Но исторические аргументы не имеют отношения к делу. Вопреки популярным интерпретациям, основной вопрос, который ставит Деррида, это не вопрос предпочтения речи или письма, но вопрос лучшей модели сигнификации: модели структуры и процессов «обозначения». Действительно, если процесс создания значений всегда происходит в существенном отдалении, автономно от мира физических явлений, то понятия отпадения от предполагаемого источника и дистанцирования, столь тесно связанные с традиционным представлением о письме, могут послужить лучшими ориентирами при описании процесса сигнификации, нежели вера в присутствие и близость, обычно приписываемые неопосредованности звучащего «голоса». Иными словами, если любая операция сигнификации неизбежно происходит на некоторой дистанции от мира, как он есть, значит, модель, заключающая в себе меньшее количество иллюзий, будет более удачной. Таким образом, письмо как модель гораздо лучше и точнее отражает процесс создания знаков, значений и смыслов: в силу несокрытости дистанции письма по отношению к существующему. Достаточно очевидно, что, читая написанное, мы воспринимаем не непосредственное отражение существующих объектов — но более сложную ткань значений и знаков.

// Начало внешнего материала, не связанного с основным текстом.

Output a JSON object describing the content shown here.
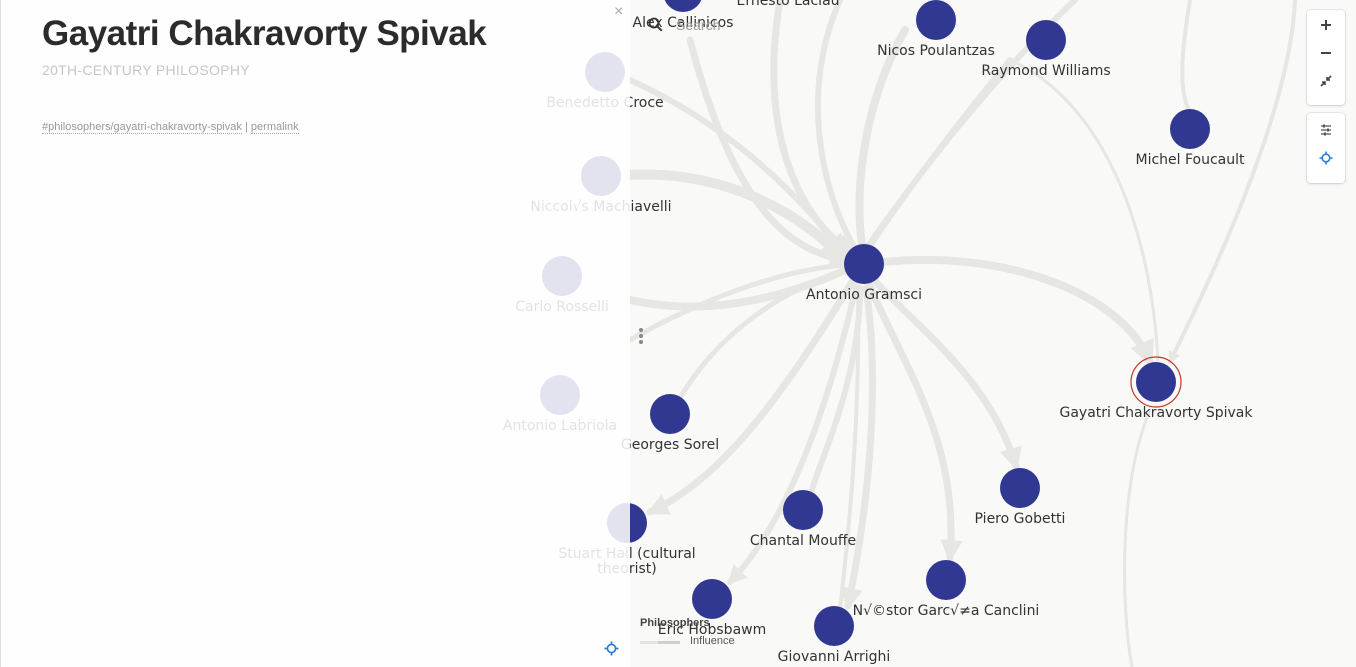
{
  "graph": {
    "accent": "#313891",
    "highlight": "#c0392b",
    "nodes": [
      {
        "id": "callinicos",
        "label": "Alex Callinicos"
      },
      {
        "id": "laclau",
        "label": "Ernesto Laclau"
      },
      {
        "id": "poulantzas",
        "label": "Nicos Poulantzas"
      },
      {
        "id": "williams",
        "label": "Raymond Williams"
      },
      {
        "id": "foucault",
        "label": "Michel Foucault"
      },
      {
        "id": "croce",
        "label": "Benedetto Croce"
      },
      {
        "id": "machiavelli",
        "label": "Niccol√s Machiavelli"
      },
      {
        "id": "gramsci",
        "label": "Antonio Gramsci"
      },
      {
        "id": "rosselli",
        "label": "Carlo Rosselli"
      },
      {
        "id": "spivak",
        "label": "Gayatri Chakravorty Spivak"
      },
      {
        "id": "labriola",
        "label": "Antonio Labriola"
      },
      {
        "id": "sorel",
        "label": "Georges Sorel"
      },
      {
        "id": "gobetti",
        "label": "Piero Gobetti"
      },
      {
        "id": "mouffe",
        "label": "Chantal Mouffe"
      },
      {
        "id": "hall",
        "label": "Stuart Hall (cultural\ntheorist)"
      },
      {
        "id": "canclini",
        "label": "N√©stor Garc√≠a Canclini"
      },
      {
        "id": "hobsbawm",
        "label": "Eric Hobsbawm"
      },
      {
        "id": "arrighi",
        "label": "Giovanni Arrighi"
      }
    ]
  },
  "panel": {
    "title": "Gayatri Chakravorty Spivak",
    "subtitle": "20TH-CENTURY PHILOSOPHY",
    "hash_link": "#philosophers/gayatri-chakravorty-spivak",
    "separator": "|",
    "permalink": "permalink",
    "close_glyph": "×"
  },
  "search": {
    "placeholder": "Search"
  },
  "toolbar": {
    "zoom_in_icon": "plus-icon",
    "zoom_out_icon": "minus-icon",
    "collapse_icon": "compress-icon",
    "settings_icon": "sliders-icon",
    "locate_icon": "crosshair-icon"
  },
  "legend": {
    "title": "Philosophers",
    "edge_label": "Influence"
  }
}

Более того, так как прямая и непосредственная сигнификация невозможна, речь оказывается основанной на той же дистанции, что и письмо, — и так же, как и письмо, вплетенной в более общую ткань значений. Иначе говоря, даже прямая речь никогда не может «присутствовать» или быть непосредственно укорененной в реальности. Будучи опосредованной понятийной системой, она укоренена в языке и, таким образом, в культуре — и, можно добавить, в бессознательном. А это значит, что для Деррида слова — и письменные, и устные — всегда произносятся в отсутствие «того, что есть», «бытия», «источника истины» (все эти закавыченные слова для него не более чем иллюзии европейской метафизики); безотносительно к осознанным намерениям говорящего они «говорятся» в соответствии со скрытыми отношениями, воплощенными в языке. Поэтому, вместо того чтобы письмо было своего рода испорченной речью (как казалось Платону или даже де Соссюру), дело обстоит совсем наоборот. Речь оказывается только еще одним типом «письма» как общей и наиболее точной модели создания значений.

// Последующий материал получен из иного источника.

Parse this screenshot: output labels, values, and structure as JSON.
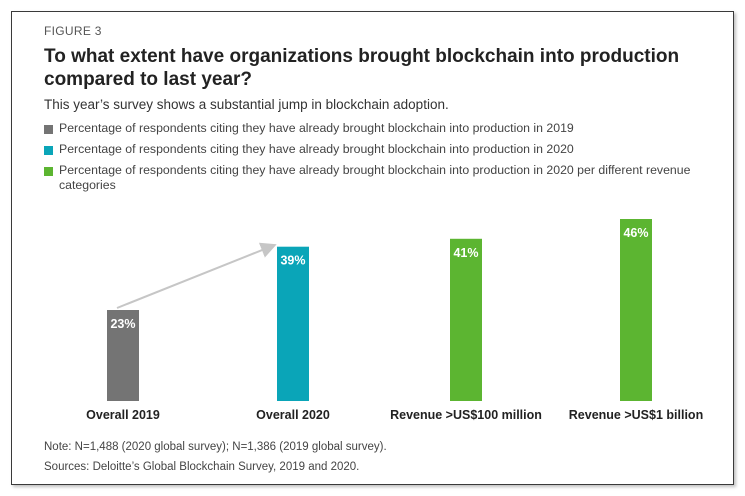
{
  "figure_label": "FIGURE 3",
  "title": "To what extent have organizations brought blockchain into production compared to last year?",
  "subtitle": "This year’s survey shows a substantial jump in blockchain adoption.",
  "legend": [
    {
      "label": "Percentage of respondents citing they have already brought blockchain into production in 2019",
      "color": "#747474"
    },
    {
      "label": "Percentage of respondents citing they have already brought blockchain into production in 2020",
      "color": "#0aa5b8"
    },
    {
      "label": "Percentage of respondents citing they have already brought blockchain into production in 2020 per different revenue categories",
      "color": "#5cb531"
    }
  ],
  "chart_data": {
    "type": "bar",
    "categories": [
      "Overall 2019",
      "Overall 2020",
      "Revenue >US$100 million",
      "Revenue >US$1 billion"
    ],
    "values": [
      23,
      39,
      41,
      46
    ],
    "data_labels": [
      "23%",
      "39%",
      "41%",
      "46%"
    ],
    "colors": [
      "#747474",
      "#0aa5b8",
      "#5cb531",
      "#5cb531"
    ],
    "ylim": [
      0,
      46
    ],
    "grid": false,
    "arrow": {
      "from": "Overall 2019",
      "to": "Overall 2020",
      "color": "#c6c6c6"
    }
  },
  "notes": [
    "Note: N=1,488 (2020 global survey); N=1,386 (2019 global survey).",
    "Sources: Deloitte’s Global Blockchain Survey, 2019 and 2020."
  ]
}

Последний вывод Деррида ставит под вопрос не только западную философскую, но и герменевтическую традицию. Действительно, язык, который уже не прикован «присутствием» — язык без устойчивой отсылки к «реальности», благодаря которой он может быть стабилизирован, его движение остановлено, его суждения верифицированы, — кажется обреченным на то, что было названо деконструктивистами «свободной игрой означающих». Такая игра уже не ограничена никаким отношением к фактическому «положению дел» в мире, но только невидимыми отношениями между означающими в языке — а значит, и сложной, обманчивой, увлекающей на бесчисленные боковые тропинки логикой культуры. Именно это семиотическое распыление, бесконечные подмены знаков — а не «порядок существующих вещей» — согласно деконструкции, становится основанием для нашего мышления и речи. Следует добавить, что эта идея породила чудовищное количество литературоведческих и философских исследований, пытающихся проследить бесконечное распыление смыслов и значений во всех мыслимых и немыслимых текстах. В то же время достаточно значимо, что собственные критические работы Деррида, так же как блестящие исследования главы американской школы деконструкции Дж. Хиллиса Миллера, редко следуют по легкому и соблазнительному пути подобной «деконструкции».